When I saw the initial trailers for Django Unchained, it certainly captured my attention. Written and directed by Quentin Tarantino, a stellar cast and a plot where the protagonist is a freed black slave who becomes a bounty hunter seemed to make for a promising if not contentious film. Although even before its release, Django Unchained was met with both controversy and acclaim. On one side there’s been criticism based on the argument that the film presents a parody of slavery. Conversely, it’s been praised by many for the retribution of a black protagonist against the backdrop of slavery. However, while I understand both perspectives, I don’t wholly agree with either and many people have simply confused the issues brought up by the film.
Before I’d seen Django Unchained, I had many conversations about the merits or otherwise of a film set during slavery that was subject to Tarantino’s artistic licence. Similarly, the controversy surrounding the film was well documented. Spike Lee refused to watch it, arguing it was “disrespectful to my ancestors” and Louis Farrakhan claimed reactions to the film would be “preparation for a race war”. Both reactions would appear to most to be hyperbole. Nevertheless, while I don’t agree with either statement, I can understand the subjective rationale that would lead to their views.
Admittedly, some scenes in the film did get me slightly heated. But unlike Farrakhan’s suggestion, I certainly didn’t feel inclined to prepare for a “race war”. Indeed, a film that borrows inaccurately from slavery, perhaps even becoming a parody of the era, can subjectively be perceived as disrespectful to enslaved blacks and does raise the question of its appropriateness. Yet a bigger question is how a film like Django Unchained can manage such commercial success while wider society still isn’t ready to have a candid discussion about slavery. Amidst the criticism, controversy and praise of the film, this was a question that was lost on most.
Candid discussion of slavery, and its long term impact, has become almost taboo in contemporary society. As a result, the film industry and mainstream cinema audiences have a cautious appetite for authentic, honest and non-sensationalist films about the slave trade, especially from the perspective of enslaved blacks. Django Unchained was never going to provide such a depiction of slavery and anyone that pinned their hopes on that being the case was very much mistaken.
What some critics of the film failed to understand is that Django Unchained is a fictional film and a historically inaccurate one at that. For that reason there shouldn’t be an expectation for it to portray anything of historical relevance or value. Not to mention, the film had little to do with slavery and instead used slavery as a backdrop for the actual plot. While it could be argued by some that this was in bad taste, it cannot be said that Tarantino has belittled slavery per se in making a film that isn’t actually about the slave trade.
What appears to also lie behind some of the disdain for Django Unchained is that it was made by Tarantino as a white man. Amongst the critics, there does appear to be some discontent at a white man making a film that is set during slavery yet almost a spoof of the era. However, Tarantino being white is irrelevant in any contempt one might have for the film as it represents his creative direction and not his race.

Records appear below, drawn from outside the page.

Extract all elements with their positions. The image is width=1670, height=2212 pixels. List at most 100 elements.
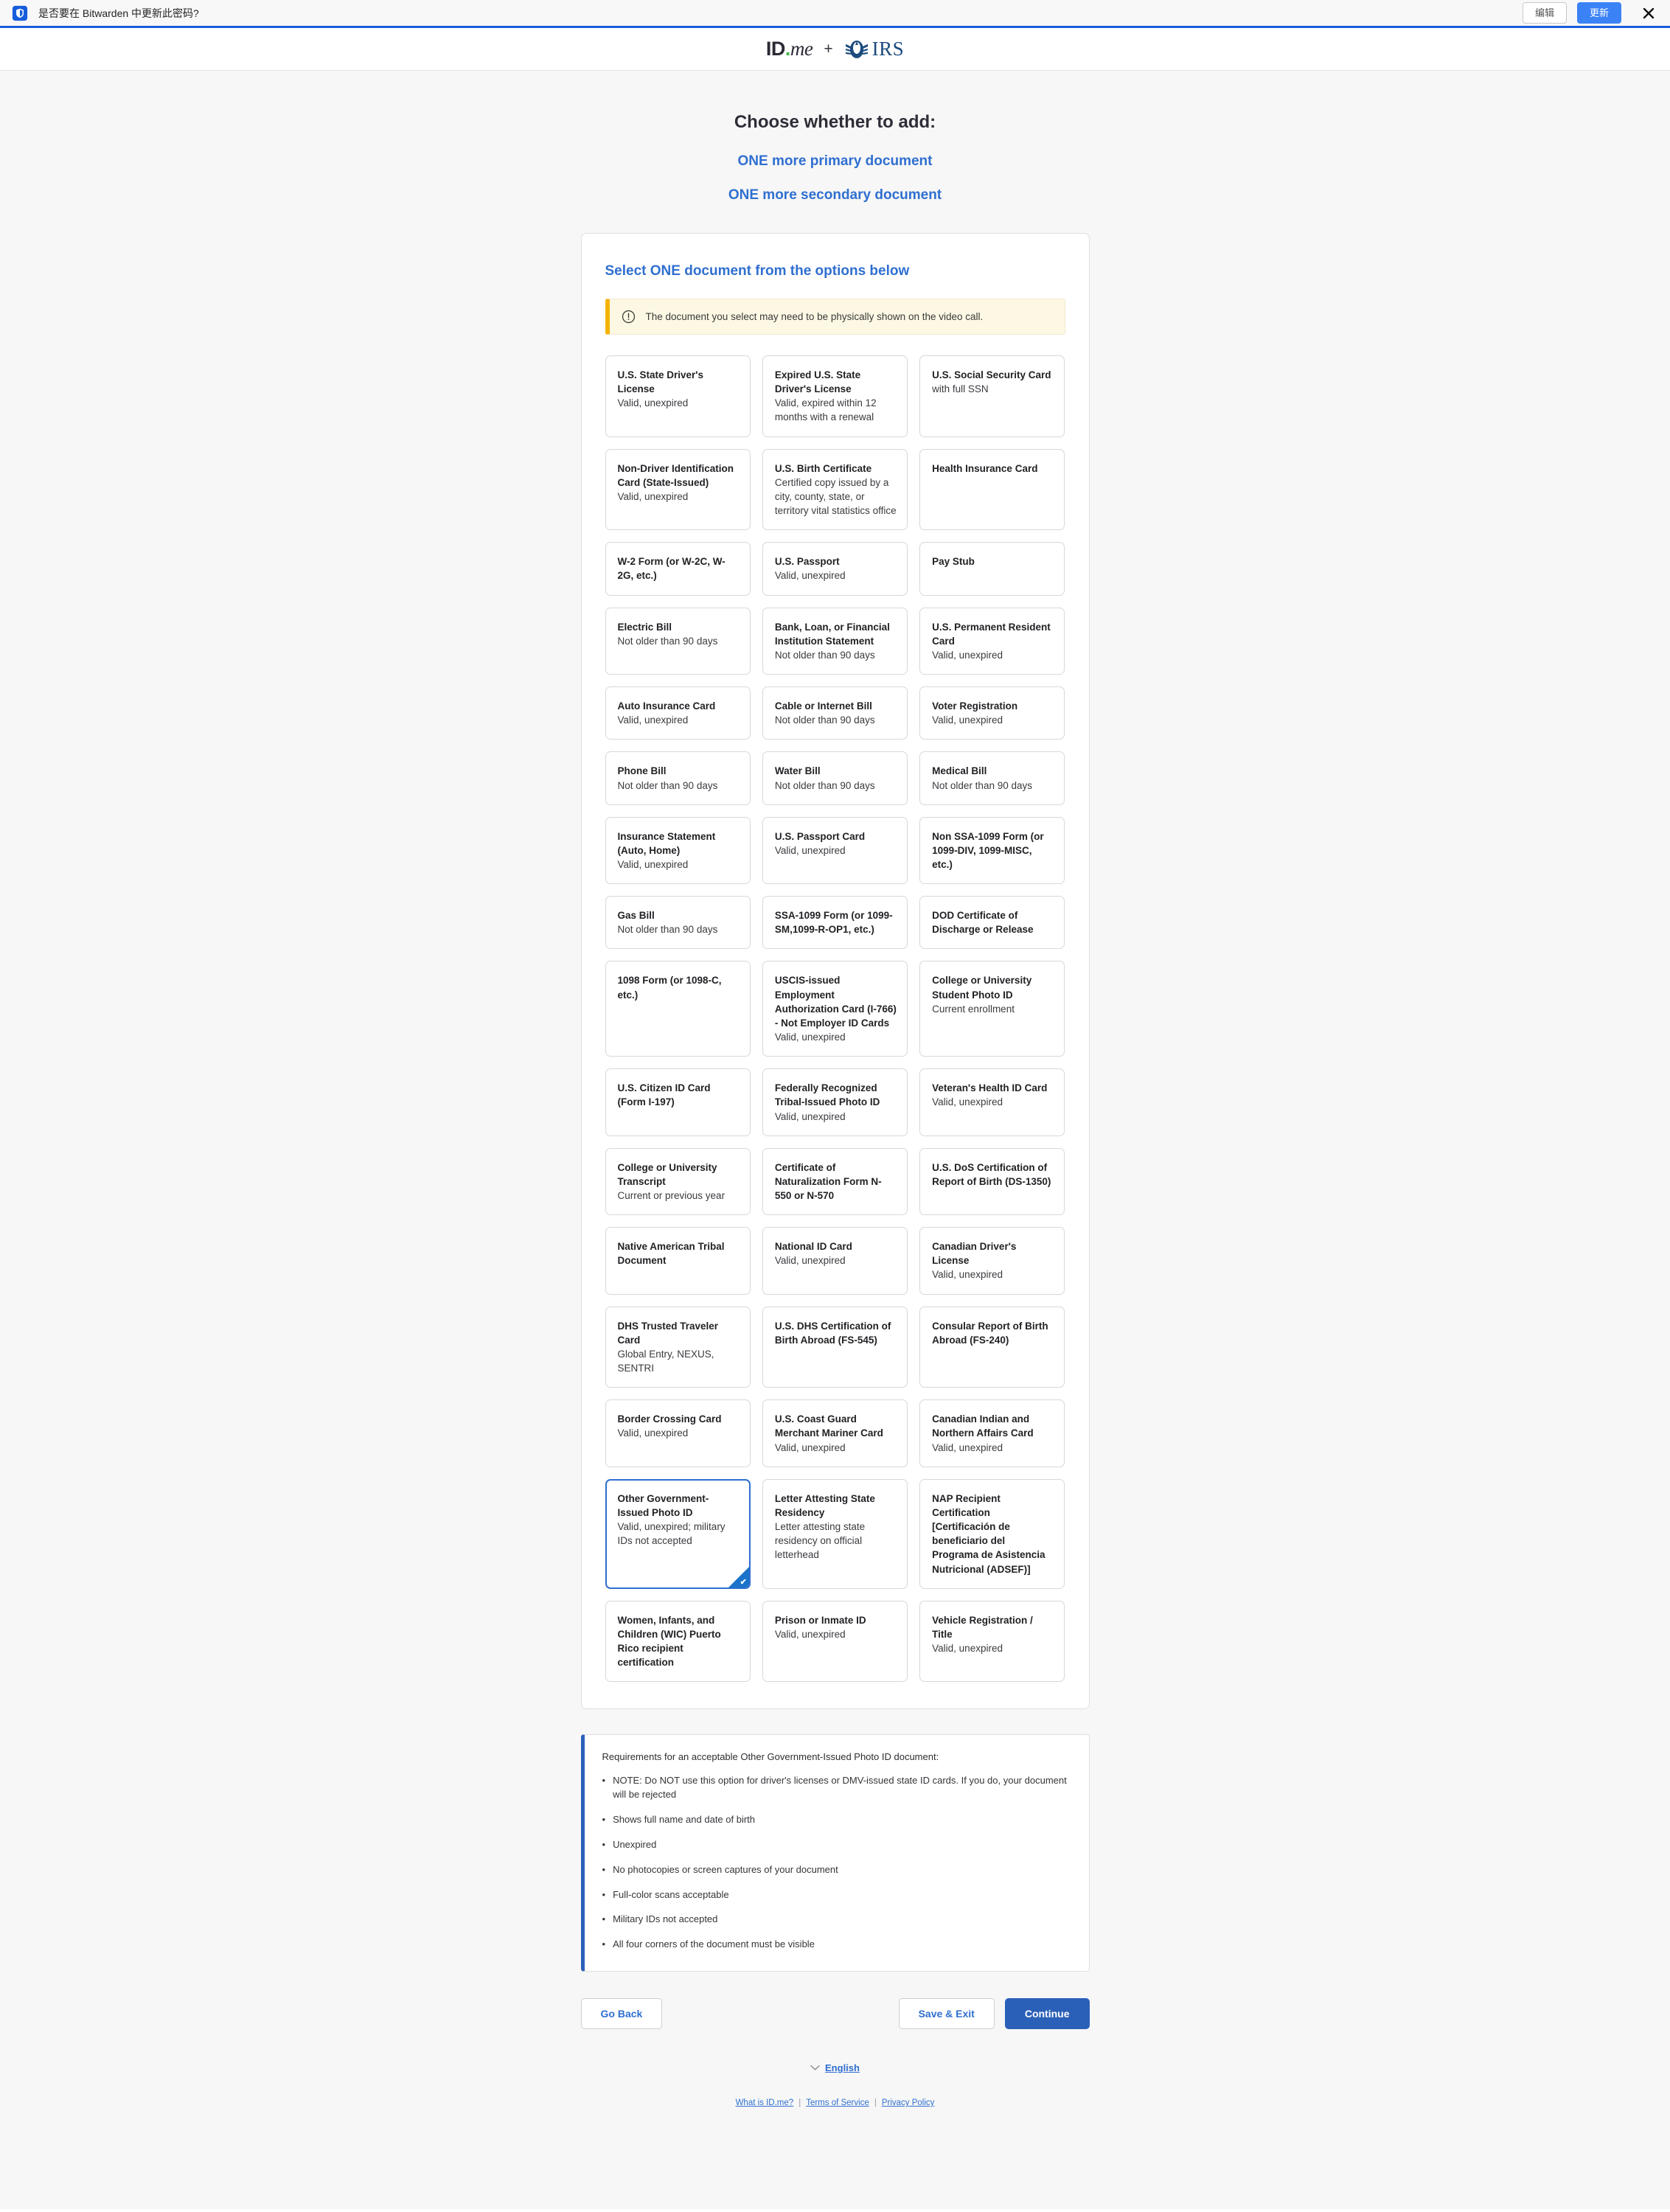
document-tile[interactable]: 1098 Form (or 1098-C, etc.) xyxy=(605,961,751,1057)
save-and-exit-button[interactable]: Save & Exit xyxy=(898,1998,995,2030)
bullet-icon: • xyxy=(602,1838,606,1850)
link-one-more-primary-document[interactable]: ONE more primary document xyxy=(0,153,1670,170)
document-tile-title: USCIS-issued Employment Authorization Ca… xyxy=(774,975,897,1029)
requirement-item: • Shows full name and date of birth xyxy=(602,1813,1070,1827)
document-tile[interactable]: Medical Bill Not older than 90 days xyxy=(919,751,1065,805)
document-tile-title: U.S. DoS Certification of Report of Birt… xyxy=(932,1161,1051,1187)
document-tile[interactable]: Expired U.S. State Driver's License Valid… xyxy=(762,355,908,437)
document-tile-subtitle: Valid, expired within 12 months with a r… xyxy=(774,397,877,423)
document-tile[interactable]: Health Insurance Card xyxy=(919,448,1065,531)
document-tile[interactable]: Gas Bill Not older than 90 days xyxy=(605,896,751,950)
document-tile[interactable]: U.S. DoS Certification of Report of Birt… xyxy=(919,1147,1065,1216)
document-tile-subtitle: Not older than 90 days xyxy=(617,635,718,647)
document-tile[interactable]: College or University Student Photo ID Cu… xyxy=(919,961,1065,1057)
document-tile[interactable]: DOD Certificate of Discharge or Release xyxy=(919,896,1065,950)
document-tile[interactable]: Native American Tribal Document xyxy=(605,1227,751,1295)
document-tile[interactable]: Canadian Indian and Northern Affairs Car… xyxy=(919,1399,1065,1467)
footer-link[interactable]: Privacy Policy xyxy=(882,2098,935,2107)
document-tile-subtitle: Valid, unexpired xyxy=(774,1441,846,1453)
document-tile[interactable]: U.S. DHS Certification of Birth Abroad (… xyxy=(762,1306,908,1388)
document-tile[interactable]: Prison or Inmate ID Valid, unexpired xyxy=(762,1600,908,1683)
document-tile-title: U.S. Birth Certificate xyxy=(774,462,872,474)
document-tile-title: College or University Student Photo ID xyxy=(932,975,1032,1001)
document-tile[interactable]: College or University Transcript Current … xyxy=(605,1147,751,1216)
document-tile[interactable]: National ID Card Valid, unexpired xyxy=(762,1227,908,1295)
bullet-icon: • xyxy=(602,1863,606,1875)
document-tile[interactable]: Voter Registration Valid, unexpired xyxy=(919,686,1065,740)
document-tile[interactable]: Electric Bill Not older than 90 days xyxy=(605,607,751,675)
document-tile-title: College or University Transcript xyxy=(617,1161,717,1187)
page-title: Choose whether to add: xyxy=(734,112,936,132)
document-tile-subtitle: Current or previous year xyxy=(617,1190,726,1201)
document-tile[interactable]: U.S. Social Security Card with full SSN xyxy=(919,355,1065,437)
document-tile[interactable]: Canadian Driver's License Valid, unexpire… xyxy=(919,1227,1065,1295)
site-header: ID.me + IRS xyxy=(0,28,1670,71)
document-tile[interactable]: USCIS-issued Employment Authorization Ca… xyxy=(762,961,908,1057)
document-tile-subtitle: Not older than 90 days xyxy=(774,714,875,726)
requirement-text: Military IDs not accepted xyxy=(613,1913,718,1925)
document-tile[interactable]: Consular Report of Birth Abroad (FS-240) xyxy=(919,1306,1065,1388)
document-tile[interactable]: Pay Stub xyxy=(919,542,1065,596)
document-tile[interactable]: U.S. Coast Guard Merchant Mariner Card Va… xyxy=(762,1399,908,1467)
primary-actions: Save & Exit Continue xyxy=(898,1998,1090,2030)
document-tile[interactable]: DHS Trusted Traveler Card Global Entry, N… xyxy=(605,1306,751,1388)
document-tile[interactable]: U.S. Citizen ID Card (Form I-197) xyxy=(605,1068,751,1136)
continue-button[interactable]: Continue xyxy=(1004,1998,1090,2030)
document-tile-subtitle: Valid, unexpired xyxy=(932,1642,1003,1654)
document-tile[interactable]: W-2 Form (or W-2C, W-2G, etc.) xyxy=(605,542,751,596)
bitwarden-notification-message: 是否要在 Bitwarden 中更新此密码? xyxy=(38,7,199,19)
document-tile[interactable]: Auto Insurance Card Valid, unexpired xyxy=(605,686,751,740)
document-tile[interactable]: Women, Infants, and Children (WIC) Puert… xyxy=(605,1600,751,1683)
alert-message: The document you select may need to be p… xyxy=(645,311,984,322)
document-tile[interactable]: U.S. Passport Valid, unexpired xyxy=(762,542,908,596)
requirement-item: • NOTE: Do NOT use this option for driver… xyxy=(602,1774,1070,1802)
document-tile[interactable]: Bank, Loan, or Financial Institution Sta… xyxy=(762,607,908,675)
footer-link[interactable]: What is ID.me? xyxy=(736,2098,794,2107)
document-tile-subtitle: Valid, unexpired xyxy=(932,1441,1003,1453)
document-tile-subtitle: Valid, unexpired xyxy=(617,1427,689,1439)
document-tile-subtitle: Valid, unexpired xyxy=(932,1269,1003,1281)
link-one-more-secondary-document[interactable]: ONE more secondary document xyxy=(0,187,1670,204)
document-tile-subtitle: Not older than 90 days xyxy=(617,779,718,791)
document-tile[interactable]: Phone Bill Not older than 90 days xyxy=(605,751,751,805)
footer-link[interactable]: Terms of Service xyxy=(806,2098,869,2107)
document-tile-title: U.S. Passport Card xyxy=(774,830,866,842)
document-tile[interactable]: U.S. Permanent Resident Card Valid, unexp… xyxy=(919,607,1065,675)
go-back-button[interactable]: Go Back xyxy=(580,1998,663,2030)
document-tile-title: Vehicle Registration / Title xyxy=(932,1614,1033,1640)
document-tile[interactable]: Certificate of Naturalization Form N-550… xyxy=(762,1147,908,1216)
document-tile[interactable]: U.S. Passport Card Valid, unexpired xyxy=(762,816,908,885)
document-tile-title: Canadian Driver's License xyxy=(932,1241,1017,1267)
document-tile[interactable]: Veteran's Health ID Card Valid, unexpired xyxy=(919,1068,1065,1136)
language-selector[interactable]: English xyxy=(810,2062,860,2073)
requirement-item: • Military IDs not accepted xyxy=(602,1913,1070,1927)
bitwarden-edit-button[interactable]: 编辑 xyxy=(1522,1,1567,24)
close-icon[interactable] xyxy=(1639,4,1658,23)
document-tile[interactable]: Water Bill Not older than 90 days xyxy=(762,751,908,805)
document-tile-subtitle: Valid, unexpired xyxy=(774,1110,846,1122)
document-tile[interactable]: Non-Driver Identification Card (State-Is… xyxy=(605,448,751,531)
document-tile-title: W-2 Form (or W-2C, W-2G, etc.) xyxy=(617,556,726,582)
language-label: English xyxy=(825,2062,860,2074)
document-tile[interactable]: Non SSA-1099 Form (or 1099-DIV, 1099-MIS… xyxy=(919,816,1065,885)
document-tile[interactable]: Cable or Internet Bill Not older than 90 … xyxy=(762,686,908,740)
document-tile-subtitle: Valid, unexpired xyxy=(932,1096,1003,1108)
document-tile[interactable]: Other Government-Issued Photo ID Valid, u… xyxy=(605,1478,751,1589)
bitwarden-update-button[interactable]: 更新 xyxy=(1576,1,1621,24)
document-tile[interactable]: U.S. State Driver's License Valid, unexpi… xyxy=(605,355,751,437)
document-tile[interactable]: NAP Recipient Certification [Certificaci… xyxy=(919,1478,1065,1589)
document-tile-subtitle: Not older than 90 days xyxy=(774,649,875,661)
document-tile-title: National ID Card xyxy=(774,1241,852,1253)
document-tile-subtitle: Valid, unexpired xyxy=(617,397,689,409)
document-tile[interactable]: Federally Recognized Tribal-Issued Photo… xyxy=(762,1068,908,1136)
document-tile-subtitle: Valid, unexpired xyxy=(617,714,689,726)
document-tile[interactable]: Border Crossing Card Valid, unexpired xyxy=(605,1399,751,1467)
document-tile-subtitle: Not older than 90 days xyxy=(774,779,875,791)
document-tile[interactable]: Vehicle Registration / Title Valid, unexp… xyxy=(919,1600,1065,1683)
document-tile[interactable]: Letter Attesting State Residency Letter a… xyxy=(762,1478,908,1589)
document-tile-subtitle: Valid, unexpired xyxy=(774,1628,846,1640)
document-tile[interactable]: SSA-1099 Form (or 1099-SM,1099-R-OP1, et… xyxy=(762,896,908,950)
requirement-text: Unexpired xyxy=(613,1838,657,1850)
document-tile[interactable]: Insurance Statement (Auto, Home) Valid, u… xyxy=(605,816,751,885)
document-tile[interactable]: U.S. Birth Certificate Certified copy iss… xyxy=(762,448,908,531)
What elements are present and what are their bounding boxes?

Where I do take issue with Tarantino, and again not because of his race, is his comment that Roots wasn’t authentic. Roots might not have been historically accurate but it was a lot closer to being factually authentic than Django Unchained is (and that isn’t a criticism either). For Tarantino to critique the authenticity of Roots when discussing a film as historically inaccurate as Django Unchained therefore does seem inappropriate.
On the other side of popular opinion on Django Unchained, I’ve also been confused by the reasoning behind some of the praise it’s received.
Django Unchained was oddly lauded by some as offering a sentiment of black empowerment due to Django’s retribution. While I enjoyed seeing Django’s vengeance and the rescuing of his wife, it definitely wasn’t on the basis of me identifying with a fictional former slave turned bounty hunter. Nor did I derive any sense of empowerment from the film either. It’s an ignorant and ludicrous suggestion and to paraphrase Chris Rock discussing black people celebrating OJ Simpson’s acquittal, black people haven’t won anything because of Django Unchained.
Parody or otherwise, Tarantino didn’t make a film that told the story of slavery but instead the story of Django, his retribution and the rescuing of his wife. I thought the film was decent but definitely not Tarantino’s best work, nor worthy of the criticism or acclaim it’s received on both sides. Despite Tarantino’s films typically seeking shock value, I wasn’t as taken aback by Django Unchained as I’d expected either.
I don’t agree with much of the controversy surrounding Django Unchained but I can understand the subjective perspectives that have led to it. Nonetheless, there are wider issues on how slavery is depicted and discussed in contemporary society that have been neglected as part of the debate surrounding the merits of the film. Any meaningful discussion should instead focus on this rather than ignorantly praising the film for a non-existent connection to black empowerment or stating the obvious in commenting on its fictional and inaccurate portrayal of slavery. Ironically, for all the controversy, such discussion is yet to come to the fore.